As the 23 SEALs (and a combat dog) dashed off the helicopters toward their planned positions, several barreled upstairs toward what was thought to be bin Laden’s living quarters, according to several accounts, including this lengthy piece in Esquire magazine published last year. “The Shooter” (the piece’s title) is not identified, but is now generally assumed to have been O’Neill – who now works as a motivational speaker.

Bin Laden’s guards and several other household members were shot and killed. The point man rushed upstairs, along with O’Neill and fellow SEAL Matt Bissonnette (whose book “No Easy Day,” published in 2012 using the pseudonym “Mark Owen,” became a New York Times bestseller).

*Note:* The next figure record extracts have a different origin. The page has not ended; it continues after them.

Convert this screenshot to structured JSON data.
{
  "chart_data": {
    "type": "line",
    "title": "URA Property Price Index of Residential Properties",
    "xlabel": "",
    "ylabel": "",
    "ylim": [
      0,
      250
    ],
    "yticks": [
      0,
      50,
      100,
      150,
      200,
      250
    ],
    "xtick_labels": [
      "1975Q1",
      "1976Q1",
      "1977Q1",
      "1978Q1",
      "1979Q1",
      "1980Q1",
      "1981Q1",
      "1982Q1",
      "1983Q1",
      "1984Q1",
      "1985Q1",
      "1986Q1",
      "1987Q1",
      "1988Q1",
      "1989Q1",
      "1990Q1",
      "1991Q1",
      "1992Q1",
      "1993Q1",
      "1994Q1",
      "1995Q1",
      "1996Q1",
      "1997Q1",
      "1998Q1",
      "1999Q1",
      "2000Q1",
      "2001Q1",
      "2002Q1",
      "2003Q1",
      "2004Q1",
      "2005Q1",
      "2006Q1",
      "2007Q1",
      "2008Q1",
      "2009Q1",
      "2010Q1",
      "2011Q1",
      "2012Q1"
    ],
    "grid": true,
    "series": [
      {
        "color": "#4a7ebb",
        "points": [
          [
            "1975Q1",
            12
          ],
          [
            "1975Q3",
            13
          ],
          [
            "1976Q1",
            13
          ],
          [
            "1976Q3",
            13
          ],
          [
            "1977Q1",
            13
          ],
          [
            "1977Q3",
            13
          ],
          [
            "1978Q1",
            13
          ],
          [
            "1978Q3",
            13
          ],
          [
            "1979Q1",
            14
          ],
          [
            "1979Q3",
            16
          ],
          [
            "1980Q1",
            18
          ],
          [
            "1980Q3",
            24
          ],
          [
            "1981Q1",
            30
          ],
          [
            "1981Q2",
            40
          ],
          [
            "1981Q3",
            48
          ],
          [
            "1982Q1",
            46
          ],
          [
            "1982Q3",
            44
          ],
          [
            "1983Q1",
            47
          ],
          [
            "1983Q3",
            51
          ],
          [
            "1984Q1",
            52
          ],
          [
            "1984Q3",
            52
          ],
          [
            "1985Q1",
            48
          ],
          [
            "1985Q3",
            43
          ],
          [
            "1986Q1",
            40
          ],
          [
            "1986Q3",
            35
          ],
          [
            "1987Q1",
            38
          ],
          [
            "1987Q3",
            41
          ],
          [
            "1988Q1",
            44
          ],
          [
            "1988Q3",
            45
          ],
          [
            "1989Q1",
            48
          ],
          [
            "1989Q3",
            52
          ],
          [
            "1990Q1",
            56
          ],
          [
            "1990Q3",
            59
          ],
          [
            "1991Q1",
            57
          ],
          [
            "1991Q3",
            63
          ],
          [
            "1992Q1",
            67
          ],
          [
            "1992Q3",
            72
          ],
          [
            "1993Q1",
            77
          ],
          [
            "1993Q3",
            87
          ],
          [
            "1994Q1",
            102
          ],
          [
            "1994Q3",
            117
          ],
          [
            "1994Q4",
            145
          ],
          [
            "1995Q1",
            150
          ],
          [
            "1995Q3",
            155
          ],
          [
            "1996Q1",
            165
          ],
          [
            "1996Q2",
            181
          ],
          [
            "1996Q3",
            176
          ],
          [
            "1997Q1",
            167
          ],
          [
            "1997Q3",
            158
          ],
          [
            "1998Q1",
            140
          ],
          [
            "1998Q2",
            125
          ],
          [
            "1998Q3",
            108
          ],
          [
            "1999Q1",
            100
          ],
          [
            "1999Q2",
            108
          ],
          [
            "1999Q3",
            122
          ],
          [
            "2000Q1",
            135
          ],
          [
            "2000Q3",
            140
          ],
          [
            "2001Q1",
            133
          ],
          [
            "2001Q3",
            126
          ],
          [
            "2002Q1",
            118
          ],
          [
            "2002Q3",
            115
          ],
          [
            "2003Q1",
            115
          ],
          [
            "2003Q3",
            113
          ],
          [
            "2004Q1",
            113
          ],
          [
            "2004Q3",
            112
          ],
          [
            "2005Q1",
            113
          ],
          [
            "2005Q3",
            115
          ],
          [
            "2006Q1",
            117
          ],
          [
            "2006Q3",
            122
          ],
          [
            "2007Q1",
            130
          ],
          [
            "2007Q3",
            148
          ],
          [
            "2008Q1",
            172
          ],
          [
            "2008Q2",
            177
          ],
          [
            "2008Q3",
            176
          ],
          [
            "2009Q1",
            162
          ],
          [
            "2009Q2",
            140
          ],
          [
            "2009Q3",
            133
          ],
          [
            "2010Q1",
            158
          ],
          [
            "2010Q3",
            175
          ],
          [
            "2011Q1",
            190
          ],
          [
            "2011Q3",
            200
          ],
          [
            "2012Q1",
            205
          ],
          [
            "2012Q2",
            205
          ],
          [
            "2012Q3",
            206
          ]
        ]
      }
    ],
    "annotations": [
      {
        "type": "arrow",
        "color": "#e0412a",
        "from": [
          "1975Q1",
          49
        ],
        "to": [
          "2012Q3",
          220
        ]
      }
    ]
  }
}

Somebody fired first, but others shot bin Laden too – including, apparently, a number of SEALs who arrived seconds or minutes later, firing into bin Laden’s body. Bin Laden’s body was flown to a US Navy ship, where DNA testing confirmed his identity. There was no autopsy, and he was buried at sea following traditional Islamic procedures to prevent any burial site from becoming a place for would-be militants to gather.

“The real story of who killed bin Laden may have gone to the bottom of the ocean or been plowed back into the dirt in Abbottabad,” writes Shane Harris, intelligence and national Security correspondent for The Daily Beast. “But if the anonymous ‘point man’ comes forward, O’Neill won’t have the last word.”

So the mystery of “The Shooter” and the flap within SEAL ranks is likely to continue.